The kind of establishments that exist on the fringes of resettled cities vary wildly. On the south end of Rochester, past the bustle of the city center and toward the urban decay and industrial wasteland yet to be reclaimed, pop-up businesses are common. Unlicensed bars take advantage of overburdened and understaffed police, take advantage of the lack of proper inspections, take advantage of society still pulling itself up from the trenches of war.
“These days, I’m more a fan of Macanudo, when you can get them up from Cuba.”
A dive bar called AJ’s Saloon is one such establishment. A grimy hole-in-the-wall frequented by Rochester natives and drug mules and dealers looking to push north from the Safe Zone. Criminals of all stripes and the people who live between criminal margins congregate here, under thick clouds of cigarette smoke and behind curtains of pre-war music pumped out of a repaired jukebox.
“You want one?”
Curtis Autumn isn’t a criminal, hasn’t felt like one for years, but seated in a dimly lit booth in AJ’s, it’s hard not to feel like it’s the good old days again. Curtis has come here for years, ever since the war ended, to share drinks and stories with an old battle-buddy who helped push back the tide of violent bigotry and fight the good fight. Today, that weathered old Mexican bulldog he’d befriended during the war looks just as old as ever, offering out a freshly cut Cuban cigar across the table, held between calloused fingers.
Curtis is at ease in the bar.
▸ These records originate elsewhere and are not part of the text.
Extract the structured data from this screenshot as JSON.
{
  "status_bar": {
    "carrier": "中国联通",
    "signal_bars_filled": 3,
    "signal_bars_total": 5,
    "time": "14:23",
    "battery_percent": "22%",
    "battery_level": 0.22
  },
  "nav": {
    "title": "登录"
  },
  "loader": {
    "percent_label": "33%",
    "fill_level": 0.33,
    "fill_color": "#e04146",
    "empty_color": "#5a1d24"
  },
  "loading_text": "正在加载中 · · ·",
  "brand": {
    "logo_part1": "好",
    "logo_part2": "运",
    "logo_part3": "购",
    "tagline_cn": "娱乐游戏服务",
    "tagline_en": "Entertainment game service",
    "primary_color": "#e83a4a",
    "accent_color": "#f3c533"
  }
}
Which isn't to say that he's not alert. That he's not aware of who is coming and going around him. But he's relaxed. More relaxed than he is almost anywhere else. Places like this? People like this? These people he gets. He's got a glass in front of him, some cheap whiskey in it, more yellow than amber, poured over a couple cubes of ice. They clink against the glass as he lifts it to take a small sip. The glass is lowered as the cigar is offered over the table to him. He regards the stogie for a handful of seconds before he gives his head a slight shake.
"No thank you." It's always offered, and it's always considered before being refused. "Still need my lungs intact. Maybe someday. But that day isn't today." There's a casual shrug of one shoulder as he lifts his glass towards his lips, pausing part way there as he watches a pair of men enter the bar and take a seat at a table. The sip is only taken once they've sat down, and his attention sways back to the man across the table from him. "Like you wouldn't smoke whatever happens to come your way." There's a faint smirk, a ghost of a smile really that flits across Curtis's lips before he hides it behind the glass again. "At least you can get your hands on them these days. Don't have to listen to you throwing a fit yet again because you haven't had anything to smoke in two weeks."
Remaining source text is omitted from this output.